United States v. Madoff Sentencing (June

29, 2009)

Facts

The court held that the fraud was staggering. It spanned more than 20 years. The fraud reached thousands of victims. Some $170 billion flowed into his business as a result of his fraudulent scheme. The presentence report uses a loss amount of $13 billion, but that number does not include the losses from money invested through the feeder funds. By any of these monetary measures, the fraud was unprecedented. The offense level of 52 is calculated by using a chart for loss amount that only goes up to $400 million. The loss figure is many times that amount. It's off the chart by many fold. Investors -- individuals, charities, pension funds, institutional clients -- were repeatedly lied to.
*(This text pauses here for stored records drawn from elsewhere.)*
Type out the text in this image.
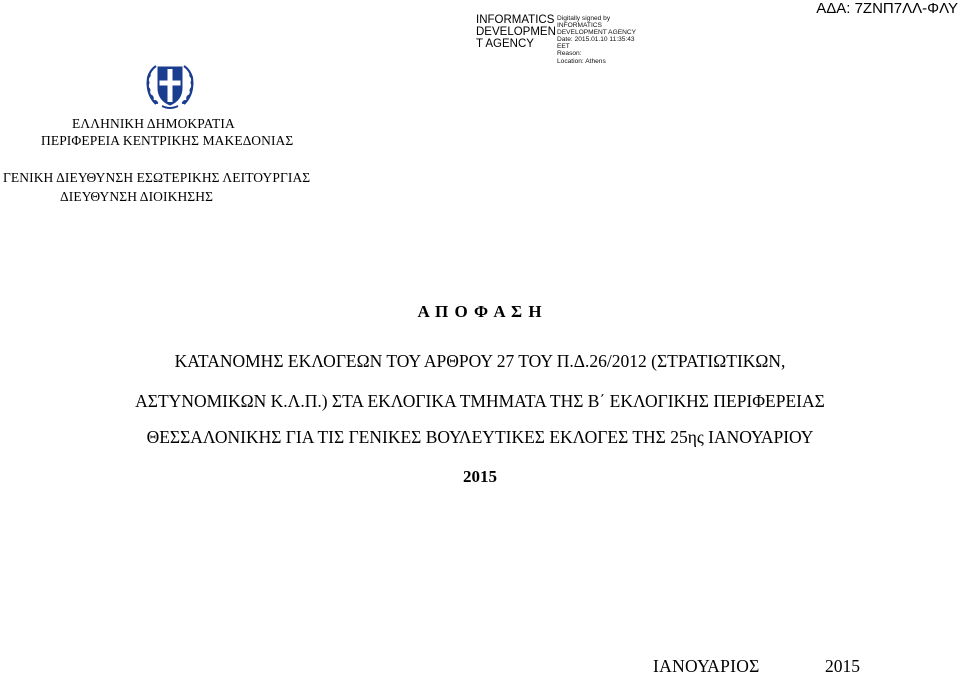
INFORMATICS
DEVELOPMEN
T AGENCY
Digitally signed by
INFORMATICS
DEVELOPMENT AGENCY
Date: 2015.01.10 11:35:43
EET
Reason:
Location: Athens
ΑΔΑ: 7ΖΝΠ7ΛΛ-ΦΛΥ
ΕΛΛΗΝΙΚΗ ΔΗΜΟΚΡΑΤΙΑ
ΠΕΡΙΦΕΡΕΙΑ ΚΕΝΤΡΙΚΗΣ ΜΑΚΕΔΟΝΙΑΣ
ΓΕΝΙΚΗ ΔΙΕΥΘΥΝΣΗ ΕΣΩΤΕΡΙΚΗΣ ΛΕΙΤΟΥΡΓΙΑΣ
ΔΙΕΥΘΥΝΣΗ ΔΙΟΙΚΗΣΗΣ
Α Π Ο Φ Α Σ Η
ΚΑΤΑΝΟΜΗΣ ΕΚΛΟΓΕΩΝ ΤΟΥ ΑΡΘΡΟΥ 27 ΤΟΥ Π.Δ.26/2012 (ΣΤΡΑΤΙΩΤΙΚΩΝ,
ΑΣΤΥΝΟΜΙΚΩΝ Κ.Λ.Π.) ΣΤΑ ΕΚΛΟΓΙΚΑ ΤΜΗΜΑΤΑ ΤΗΣ Β΄ ΕΚΛΟΓΙΚΗΣ ΠΕΡΙΦΕΡΕΙΑΣ
ΘΕΣΣΑΛΟΝΙΚΗΣ ΓΙΑ ΤΙΣ ΓΕΝΙΚΕΣ ΒΟΥΛΕΥΤΙΚΕΣ ΕΚΛΟΓΕΣ ΤΗΣ 25ης ΙΑΝΟΥΑΡΙΟΥ
2015
ΙΑΝΟΥΑΡΙΟΣ	2015
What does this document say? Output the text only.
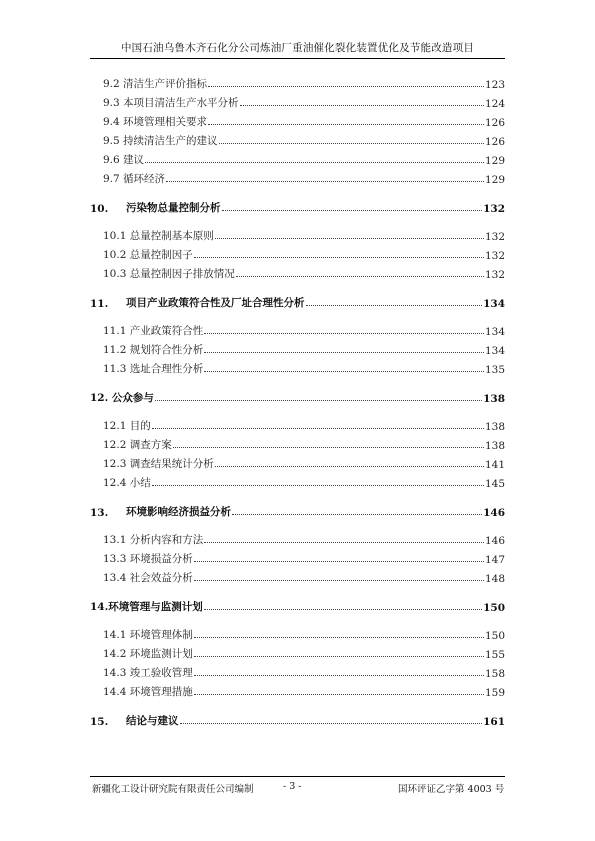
中国石油乌鲁木齐石化分公司炼油厂重油催化裂化装置优化及节能改造项目
9.2 清洁生产评价指标	123
9.3 本项目清洁生产水平分析	124
9.4 环境管理相关要求	126
9.5 持续清洁生产的建议	126
9.6 建议	129
9.7 循环经济	129
10.	污染物总量控制分析	132
10.1 总量控制基本原则	132
10.2 总量控制因子	132
10.3 总量控制因子排放情况	132
11.	项目产业政策符合性及厂址合理性分析	134
11.1 产业政策符合性	134
11.2 规划符合性分析	134
11.3 选址合理性分析	135
12. 公众参与	138
12.1 目的	138
12.2 调查方案	138
12.3 调查结果统计分析	141
12.4 小结	145
13.	环境影响经济损益分析	146
13.1 分析内容和方法	146
13.3 环境损益分析	147
13.4 社会效益分析	148
14.环境管理与监测计划	150
14.1 环境管理体制	150
14.2 环境监测计划	155
14.3 竣工验收管理	158
14.4 环境管理措施	159
15.	结论与建议	161
新疆化工设计研究院有限责任公司编制	- 3 -	国环评证乙字第 4003 号
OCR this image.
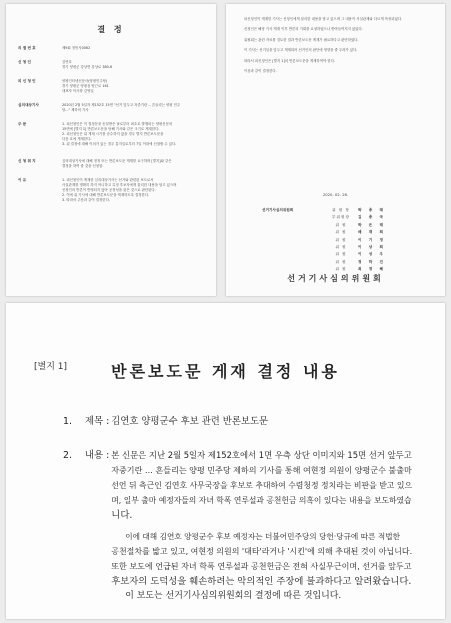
결 정
의 결 번 호	제9회 정민사0062
신 청 인	김연호
경기 양평군 강상면 강상로 380-6
피 신 청 인	양평인터넷신문사(양평민주당)
경기 양평군 양평읍 양근로 161
대표자 이사장 김영일
심의대상기사	2020년 2월 5일자 제152호 15면 "선거 앞두고 자중기란 -- 흔들리는 양평 민주
당..." 제하의 기사
주 문	1. 피신청인은 이 결정문을 송달받은 날로부터 최초로 발행되는 양평신문의
15면에 [별지 1] 반론보도문을 당해 기사와 같은 크기로 게재한다.
2. 피신청인은 위 게재 시기를 준수하지 않을 경우 별지 반론보도문을
다음 호에 게재한다.
3. 위 결정에 대해 이의가 있는 경우 통지일로부터 7일 이내에 신청할 수 있다.
신 청 취 지	심의대상기사에 대해 정정 또는 반론보도문 게재를 요구하며 [별지]와 같은
결정을 하여 줄 것을 신청함.
이 유	1. 피신청인이 게재한 심의대상기사는 선거와 관련된 보도로서
사실관계를 명확히 하지 아니하고 특정 후보자에게 불리한 내용을 담고 있으며
신청인의 반론이 반영되지 않아 공정성을 잃은 것으로 판단된다.
2. 이에 위 기사에 대해 반론보도문을 게재하도록 결정한다.
3. 따라서 주문과 같이 결정한다.

피신청인이 게재한 기사는 신청인에게 불리한 내용을 담고 있으며 그 내용이 사실관계와 다르게 작성되었다.

신청인은 해당 기사 게재 이후 반론의 기회를 요청하였으나 받아들여지지 않았다.

위원회는 관련 자료를 검토한 결과 반론보도문 게재가 필요하다고 판단하였다.

이 기사는 선거일을 앞두고 게재되어 선거인의 판단에 영향을 줄 우려가 있다.

따라서 피신청인은 [별지 1]의 반론보도문을 게재하여야 한다.

이상과 같이 결정한다.

2020. 02. 26.
선거기사심의위원회	위 원 장	박 종 래
부위원장	김 종 국
위 원	박 은 태
위 원	배 재 희
위 원	이 기 정
위 원	이 상 희
위 원	이 성 우
위 원	정 하 진
위 원	최 경 혜
선거기사심의위원회
[별지 1]	반론보도문 게재 결정 내용
1.	제목 : 김연호 양평군수 후보 관련 반론보도문
2.	내용 : 본 신문은 지난 2월 5일자 제152호에서 1면 우측 상단 이미지와 15면 선거 앞두고
자중기란 … 흔들리는 양평 민주당 제하의 기사를 통해 여현정 의원이 양평군수 불출마
선언 뒤 측근인 김연호 사무국장을 후보로 추대하여 수렴청정 정치라는 비판을 받고 있으
며, 일부 출마 예정자들의 자녀 학폭 연루설과 공천헌금 의혹이 있다는 내용을 보도하였습
니다.
이에 대해 김연호 양평군수 후보 예정자는 더불어민주당의 당헌·당규에 따른 적법한
공천절차를 밟고 있고, 여현정 의원의 '대타'라거나 '시킨'에 의해 추대된 것이 아닙니다.
또한 보도에 언급된 자녀 학폭 연루설과 공천헌금은 전혀 사실무근이며, 선거를 앞두고
후보자의 도덕성을 훼손하려는 악의적인 주장에 불과하다고 알려왔습니다.
이 보도는 선거기사심의위원회의 결정에 따른 것입니다.
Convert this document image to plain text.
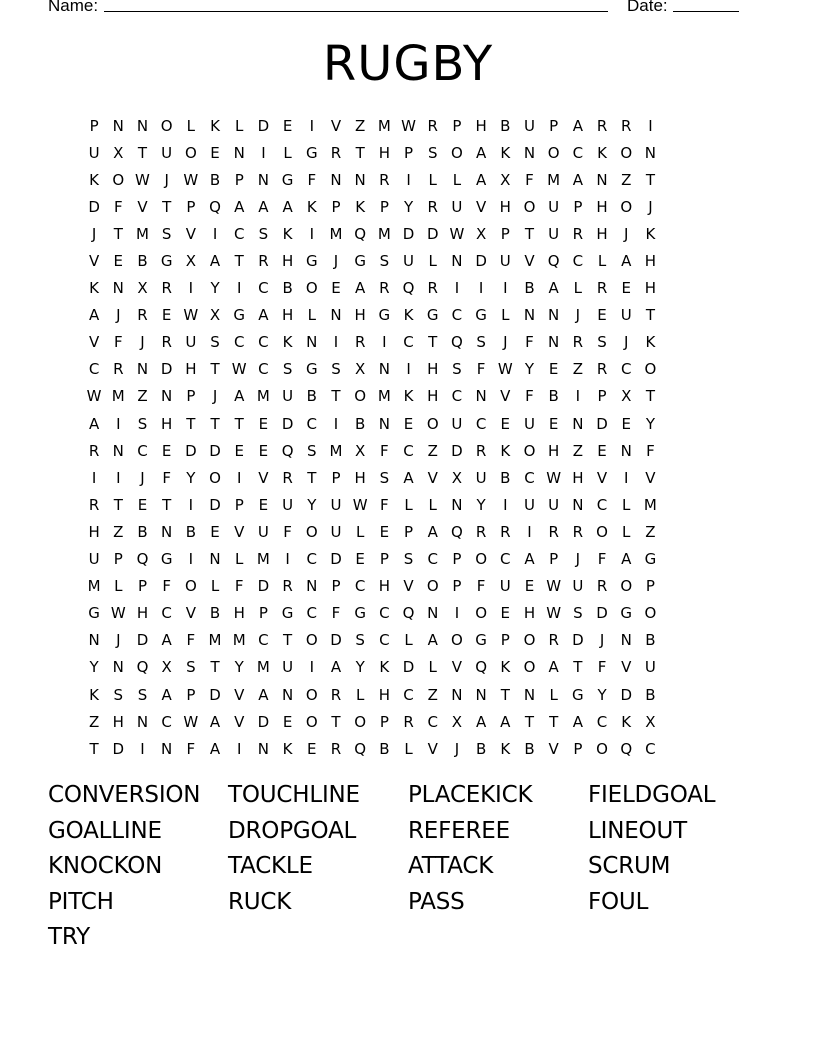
Name:	Date:
RUGBY
P N N O L	K	L D E	I	V Z M W R P H B U P A R R	I
U X T U O E N	I	L G R T H P S O A K N O C K O N
K O W J W B P N G F N N R	I	L	L A X F M A N Z T
D F V T	P Q A A A K P K P	Y R U V H O U P H O	J
J	T M S V	I	C S K	I	M Q M D D W X P	T U R H	J	K
V E B G X A T R H G	J	G S U L N D U V Q C L A H
K N X R	I	Y	I	C B O E A R Q R	I	I	I	B A L R E H
A	J	R E W X G A H L N H G K G C G L N N	J	E U T
V F	J	R U S C C K N	I	R	I	C T Q S	J	F N R S	J	K
C R N D H T W C S G S X N	I	H S	F W Y E Z R C O
W M Z N P	J	A M U B T O M K H C N V F B	I	P X T
A	I	S H T	T	T E D C	I	B N E O U C E U E N D E Y
R N C E D D E E Q S M X F C Z D R K O H Z E N F
I	I	J	F	Y O	I	V R T	P H S A V X U B C W H V	I	V
R T E T	I	D P E U Y U W F	L	L N Y	I	U U N C L M
H Z B N B E V U F O U L	E P A Q R R	I	R R O L Z
U P Q G	I	N L M	I	C D E P S C P O C A P	J	F A G
M L	P	F O L	F D R N P C H V O P	F U E W U R O P
G W H C V B H P G C F G C Q N	I	O E H W S D G O
N	J	D A F M M C T O D S C L A O G P O R D	J	N B
Y N Q X S T	Y M U	I	A Y K D L V Q K O A T	F V U
K S S A P D V A N O R L H C Z N N T N L G Y D B
Z H N C W A V D E O T O P R C X A A T	T A C K X
T D	I	N F A	I	N K E R Q B L V	J	B K B V P O Q C
CONVERSION	TOUCHLINE	PLACEKICK	FIELDGOAL
GOALLINE	DROPGOAL	REFEREE	LINEOUT
KNOCKON	TACKLE	ATTACK	SCRUM
PITCH	RUCK	PASS	FOUL
TRY
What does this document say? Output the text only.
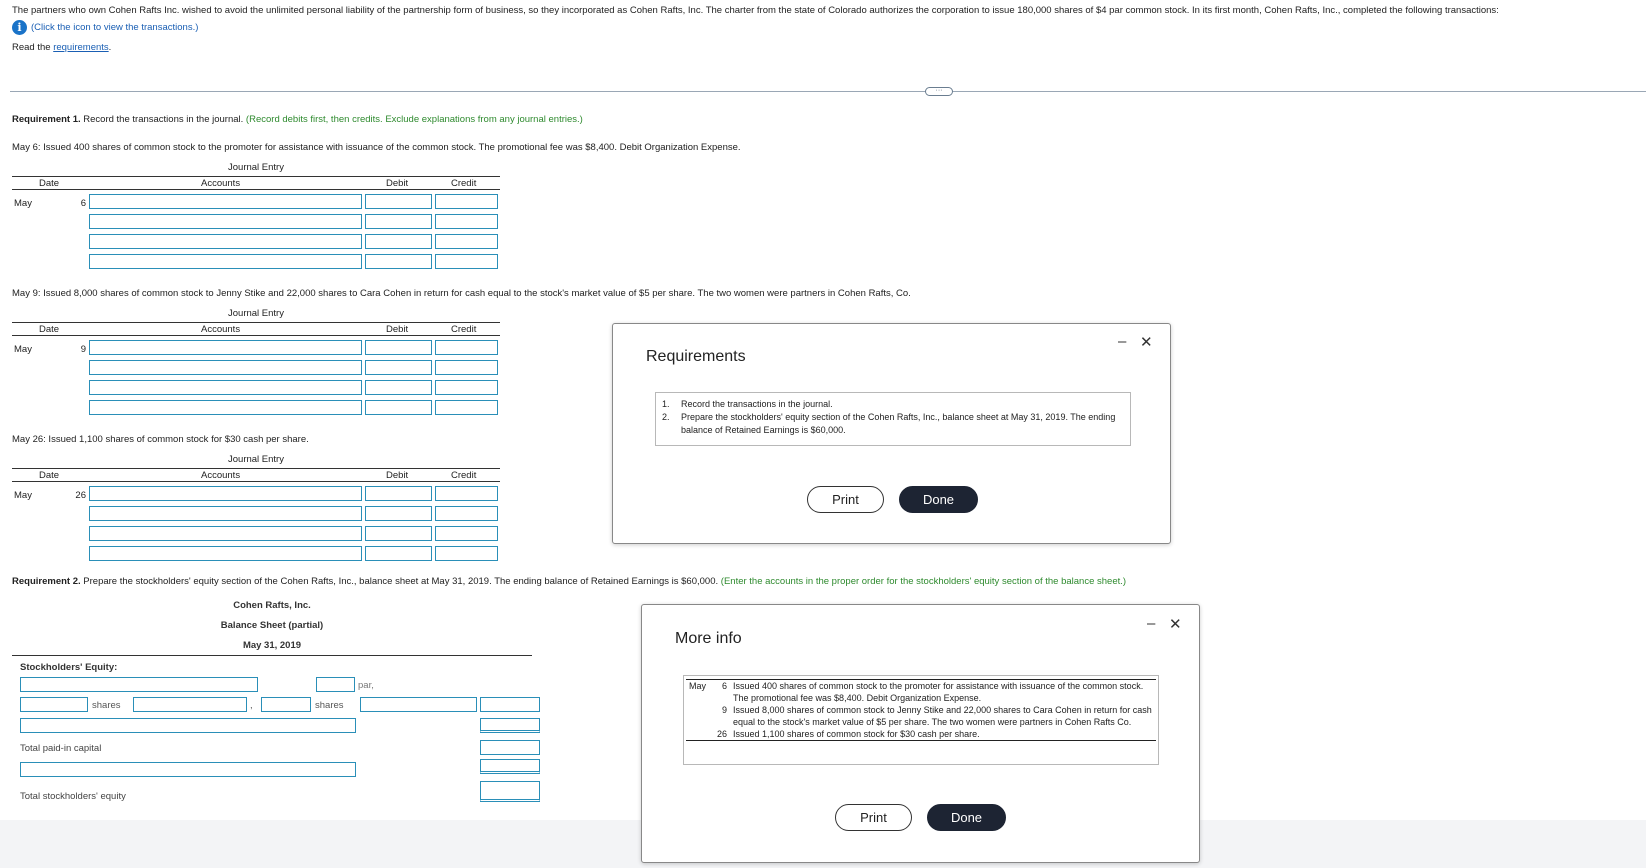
The partners who own Cohen Rafts Inc. wished to avoid the unlimited personal liability of the partnership form of business, so they incorporated as Cohen Rafts, Inc. The charter from the state of Colorado authorizes the corporation to issue 180,000 shares of $4 par common stock. In its first month, Cohen Rafts, Inc., completed the following transactions:
i (Click the icon to view the transactions.)
Read the requirements.
···
Requirement 1. Record the transactions in the journal. (Record debits first, then credits. Exclude explanations from any journal entries.)
May 6: Issued 400 shares of common stock to the promoter for assistance with issuance of the common stock. The promotional fee was $8,400. Debit Organization Expense.
Journal Entry
Date	Accounts	Debit	Credit
May	6
May 9: Issued 8,000 shares of common stock to Jenny Stike and 22,000 shares to Cara Cohen in return for cash equal to the stock's market value of $5 per share. The two women were partners in Cohen Rafts, Co.
Journal Entry
Date	Accounts	Debit	Credit
May	9
May 26: Issued 1,100 shares of common stock for $30 cash per share.
Journal Entry
Date	Accounts	Debit	Credit
May	26
Requirement 2. Prepare the stockholders' equity section of the Cohen Rafts, Inc., balance sheet at May 31, 2019. The ending balance of Retained Earnings is $60,000. (Enter the accounts in the proper order for the stockholders' equity section of the balance sheet.)
Cohen Rafts, Inc.
Balance Sheet (partial)
May 31, 2019
Stockholders' Equity:
par,
shares	,	shares
Total paid-in capital
Total stockholders' equity
Requirements
– ✕
1.	Record the transactions in the journal.
2.	Prepare the stockholders' equity section of the Cohen Rafts, Inc., balance sheet at May 31, 2019. The ending balance of Retained Earnings is $60,000.
Print	Done
More info
– ✕
May	6	Issued 400 shares of common stock to the promoter for assistance with issuance of the common stock. The promotional fee was $8,400. Debit Organization Expense.
	9	Issued 8,000 shares of common stock to Jenny Stike and 22,000 shares to Cara Cohen in return for cash equal to the stock's market value of $5 per share. The two women were partners in Cohen Rafts Co.
	26	Issued 1,100 shares of common stock for $30 cash per share.
Print	Done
Clients were sent these millions of pages of account statements that the government just alluded to confirming trades that were never made, attesting to balances that did not exist. The victims' including charitable organizations and pension funds made important decisions based on false information about fictitious accounts. D repeatedly lied to the SEC and the regulators, in writing and sworn testimony, by withholding material information, and by creating false documents to cover up his scheme. From the skim, D took income of more than $250 million from 1998 through 2007. D used the money to purchase a Manhattan apartment for a relative, the acquisition of two yachts, and the acquisition of four country club memberships at a cost of $950,000. Billions of dollars more were paid to individuals who generated investments for D through feeder funds. That D turned himself in and confessed was moments before the inevitable discovery was to come crashing down. None of these other cases are comparable to this case in terms of the scope, duration, and enormity of the fraud, and the degree of the betrayal. Not a single letter has been submitted attesting to D's good deeds or good character or civic or charitable activities. Based on his projected life expectancy and the fact that he turned himself in, D argued for a maximum sentence of 12 years. P wanted the 150-year maximum sentence.